If prices were raised in response to inflation of the U.S. dollar, many people would understand, but Disney’s recent price hikes have not paced themselves with inflation of the dollar. According to Michael Hiltzik’s article in the Los Angeles Times, “[ the cost of Disneyland’s premium pass] more than tripled from $329 in 2004 to $1,049 now, a period in which inflation should have added only about 25% to the price.” If Disney adjusted its prices according to inflation, the cost of the best pass would be $411.25. While price increases are pretty usual behavior, this increase is disproportionate with the history of Disney price increases.
It cannot be denied that one of Disney’s jobs is to keep the park exciting for its patrons. Disney wants to expand and introduce new attractions, such as the aforementioned construction of Star Wars Land, which will be on a 14-acre plot. In order to build this park, Disney needs money, because expansion is not a cheap task. While it is unknown how much this project would cost, one can estimate the costs based on the most recent expansion: Cars Land. This attraction is a 12-acre plot that opened its doors in 2012, and it is said to have cost around five years of labor and 1.1 billion dollars. It is safe to say that Star Wars Land should be around the same ballpark range in terms of price and construction time. In addition, the completed park will increase the cost of operation as well, but one must ask if it is justified for Disney to charge customers so much.
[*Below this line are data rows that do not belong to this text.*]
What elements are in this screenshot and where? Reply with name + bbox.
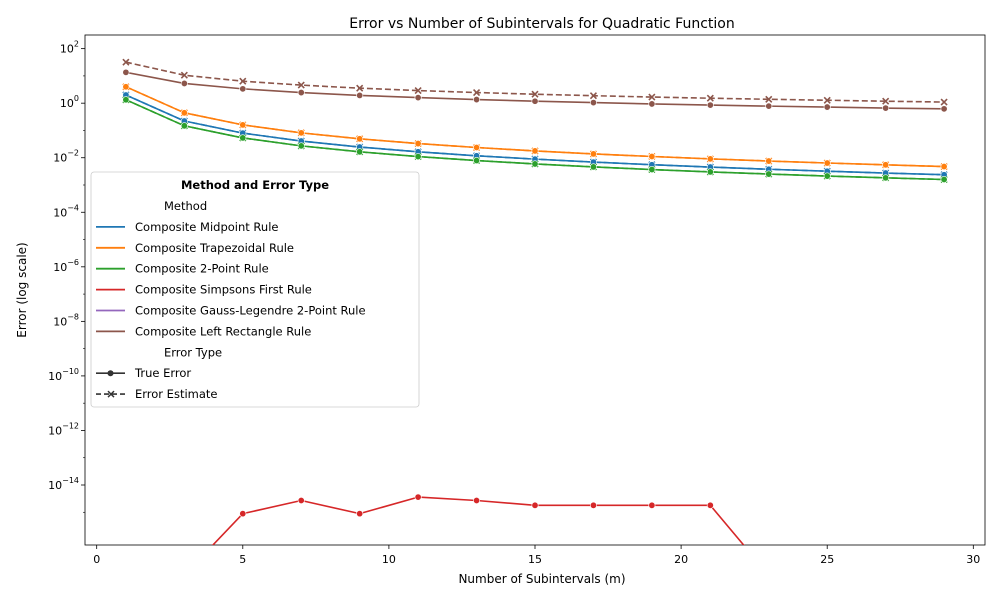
estimate-point bbox=[297, 81, 305, 89]
true-error-point bbox=[648, 100, 656, 108]
estimate-point bbox=[356, 84, 364, 92]
true-error-point bbox=[531, 97, 539, 105]
true-error-point bbox=[297, 497, 305, 505]
legend-entry-1: Composite Trapezoidal Rule bbox=[135, 241, 294, 255]
true-error-point bbox=[940, 163, 948, 171]
true-error-point bbox=[122, 68, 130, 76]
true-error-point bbox=[531, 160, 539, 168]
true-error-point bbox=[706, 501, 714, 509]
true-error-point bbox=[180, 109, 188, 117]
x-axis-label: Number of Subintervals (m) bbox=[458, 572, 625, 586]
x-tick-label: 20 bbox=[674, 553, 688, 566]
true-error-point bbox=[706, 168, 714, 176]
estimate-point bbox=[180, 71, 188, 79]
chart-title: Error vs Number of Subintervals for Quad… bbox=[349, 16, 734, 32]
estimate-point bbox=[940, 98, 948, 106]
true-error-point bbox=[180, 79, 188, 87]
true-error-point bbox=[122, 96, 130, 104]
true-error-point bbox=[706, 101, 714, 109]
legend-estimate-marker bbox=[107, 390, 115, 398]
true-error-point bbox=[531, 501, 539, 509]
legend-true-marker bbox=[107, 370, 114, 377]
legend-true-label: True Error bbox=[134, 366, 191, 380]
true-error-point bbox=[940, 105, 948, 113]
true-error-point bbox=[882, 104, 890, 112]
true-error-point bbox=[239, 134, 247, 142]
true-error-point bbox=[882, 161, 890, 169]
true-error-point bbox=[297, 129, 305, 137]
true-error-point bbox=[531, 147, 539, 155]
true-error-point bbox=[414, 493, 422, 501]
true-error-point bbox=[297, 142, 305, 150]
true-error-point bbox=[414, 153, 422, 161]
estimate-point bbox=[589, 92, 598, 100]
legend-entry-0: Composite Midpoint Rule bbox=[135, 220, 278, 234]
legend-entry-3: Composite Simpsons First Rule bbox=[135, 283, 312, 297]
estimate-point bbox=[765, 95, 773, 103]
true-error-point bbox=[473, 497, 481, 505]
series-group bbox=[122, 58, 948, 545]
true-error-point bbox=[589, 501, 597, 509]
y-axis-label: Error (log scale) bbox=[15, 242, 29, 337]
true-error-point bbox=[239, 85, 247, 93]
x-tick-label: 25 bbox=[820, 553, 834, 566]
true-error-point bbox=[940, 176, 948, 184]
true-error-point bbox=[297, 89, 305, 97]
true-error-point bbox=[765, 170, 773, 178]
true-error-point bbox=[356, 135, 364, 143]
true-error-point bbox=[414, 94, 422, 102]
estimate-point bbox=[706, 94, 714, 102]
legend: Method and Error Type Method Composite Mid… bbox=[90, 171, 420, 408]
true-error-point bbox=[648, 152, 656, 160]
legend-entry-2: Composite 2-Point Rule bbox=[135, 262, 269, 276]
true-error-point bbox=[356, 148, 364, 156]
true-error-point bbox=[414, 140, 422, 148]
legend-entry-4: Composite Gauss-Legendre 2-Point Rule bbox=[135, 304, 366, 318]
true-error-point bbox=[180, 122, 188, 130]
legend-method-header: Method bbox=[164, 199, 207, 213]
true-error-point bbox=[648, 501, 656, 509]
x-tick-label: 5 bbox=[239, 553, 246, 566]
estimate-point bbox=[531, 90, 539, 98]
true-error-point bbox=[648, 166, 656, 174]
true-error-point bbox=[823, 103, 831, 111]
estimate-point bbox=[122, 58, 130, 66]
true-error-point bbox=[356, 510, 364, 518]
estimate-point bbox=[239, 77, 247, 85]
legend-estimate-label: Error Estimate bbox=[135, 387, 217, 401]
true-error-point bbox=[589, 150, 597, 158]
legend-box bbox=[90, 171, 420, 408]
x-tick-label: 0 bbox=[93, 553, 100, 566]
true-error-point bbox=[589, 163, 597, 171]
estimate-line-5 bbox=[125, 61, 945, 103]
legend-errortype-header: Error Type bbox=[164, 345, 222, 359]
true-error-point bbox=[239, 121, 247, 129]
true-error-point bbox=[122, 83, 130, 91]
estimate-point bbox=[414, 87, 422, 95]
estimate-point bbox=[823, 96, 831, 104]
estimate-point bbox=[472, 88, 481, 97]
true-error-point bbox=[882, 174, 890, 182]
estimate-point bbox=[648, 93, 656, 101]
legend-title: Method and Error Type bbox=[181, 178, 329, 192]
true-error-point bbox=[765, 157, 773, 165]
true-error-point bbox=[589, 99, 597, 107]
true-error-point bbox=[473, 144, 481, 152]
x-tick-label: 30 bbox=[966, 553, 980, 566]
true-error-point bbox=[473, 157, 481, 165]
x-tick-label: 15 bbox=[528, 553, 542, 566]
x-tick-label: 10 bbox=[382, 553, 396, 566]
true-error-point bbox=[823, 159, 831, 167]
true-error-point bbox=[706, 155, 714, 163]
estimate-point bbox=[882, 97, 890, 105]
true-error-point bbox=[239, 510, 247, 518]
true-error-point bbox=[356, 91, 364, 99]
true-error-point bbox=[473, 96, 481, 104]
legend-entry-5: Composite Left Rectangle Rule bbox=[135, 324, 311, 338]
true-error-point bbox=[765, 102, 773, 110]
true-error-point bbox=[823, 172, 831, 180]
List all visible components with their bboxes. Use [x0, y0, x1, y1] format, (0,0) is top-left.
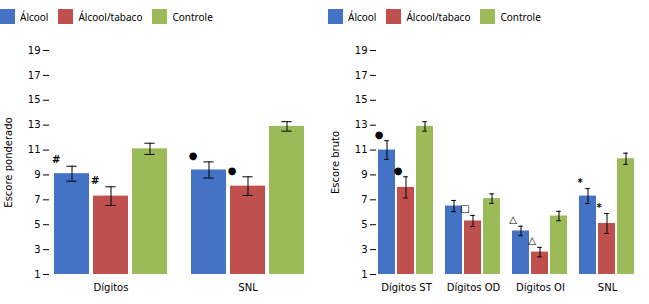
svg-text:●: ● [189, 150, 198, 161]
svg-text:19: 19 [28, 45, 41, 56]
svg-text:△: △ [509, 214, 517, 225]
svg-text:15: 15 [28, 94, 41, 105]
svg-text:15: 15 [355, 94, 368, 105]
svg-text:1: 1 [34, 269, 40, 280]
svg-text:SNL: SNL [238, 282, 258, 293]
svg-text:△: △ [528, 235, 536, 246]
svg-text:13: 13 [355, 119, 368, 130]
html-text:Controle: Controle [172, 9, 213, 24]
svg-text:7: 7 [361, 194, 367, 205]
svg-text:13: 13 [28, 119, 41, 130]
svg-text:3: 3 [34, 244, 40, 255]
svg-text:#: # [91, 175, 99, 186]
svg-text:●: ● [228, 165, 237, 176]
svg-text:11: 11 [355, 144, 368, 155]
svg-text:□: □ [460, 203, 469, 214]
svg-text:●: ● [375, 129, 384, 140]
svg-text:Dígitos: Dígitos [94, 282, 129, 293]
svg-text:*: * [577, 177, 583, 188]
svg-text:5: 5 [361, 219, 367, 230]
svg-text:Dígitos OD: Dígitos OD [447, 282, 501, 293]
svg-text:#: # [52, 154, 60, 165]
svg-text:5: 5 [34, 219, 40, 230]
svg-text:SNL: SNL [598, 282, 618, 293]
html-text:Álcool/tabaco: Álcool/tabaco [406, 9, 471, 24]
html-text:Álcool: Álcool [348, 9, 377, 24]
svg-text:Escore bruto: Escore bruto [330, 131, 341, 194]
svg-text:17: 17 [28, 70, 41, 81]
svg-text:9: 9 [34, 169, 40, 180]
svg-text:Dígitos OI: Dígitos OI [516, 282, 565, 293]
svg-text:*: * [596, 202, 602, 213]
svg-text:7: 7 [34, 194, 40, 205]
html-text:Álcool: Álcool [20, 9, 49, 24]
html-text:Controle: Controle [500, 9, 541, 24]
svg-text:9: 9 [361, 169, 367, 180]
svg-text:Escore ponderado: Escore ponderado [3, 117, 14, 207]
svg-text:17: 17 [355, 70, 368, 81]
svg-text:●: ● [394, 165, 403, 176]
html-text:Álcool/tabaco: Álcool/tabaco [78, 9, 143, 24]
svg-text:3: 3 [361, 244, 367, 255]
svg-text:1: 1 [361, 269, 367, 280]
svg-text:19: 19 [355, 45, 368, 56]
svg-text:Dígitos ST: Dígitos ST [381, 282, 432, 293]
svg-text:11: 11 [28, 144, 41, 155]
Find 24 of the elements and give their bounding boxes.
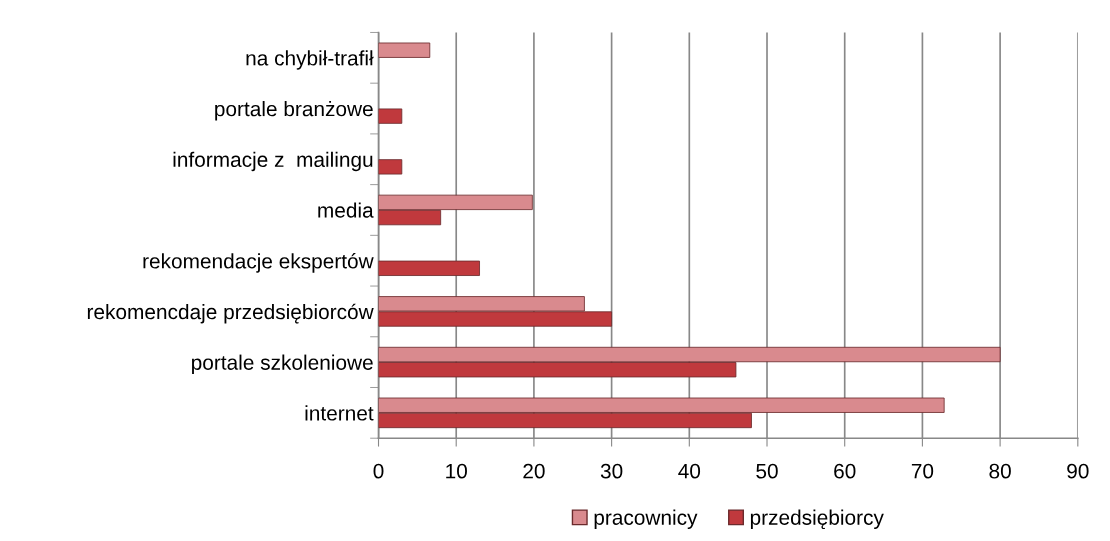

Another of Disney’s statements is that it has too many visitors, but it cannot be helped that Disney is so popular among consumers. Many people grew up enjoying the creations of Disney. For many, the world of Disney means something special and Disneyland is a physical representation of their childhood. It does not matter too much which facet of Disney is one’s favorite, because they are all at Disneyland in some shape or form. The park has everything from the first Mickey Mouse to Star Wars. So, loyal fans faithfully invest a lot of money and energy in order to visit Disneyland.
However, most people do not have or are not able to spend such a large sum to accommodate Disney’s price hikes. It is unfair for many loyal fans, who may be discouraged from visiting, because Disney implies that the happiest place on earth is only for those who can afford it.
Though Disneyland may be trying to do good for its fans by thinning the crowds and providing more attractions, the massive increase of prices is not the correct way, because the move alienates many Disney fans. What Disney is charging now is not a meager sum for most fans. Price increases may be inevitable, but Disney should only charge so much for experiencing a piece of one’s childhood. Expansions, inflation and record attendance do not justify Disney’s rapid price increase.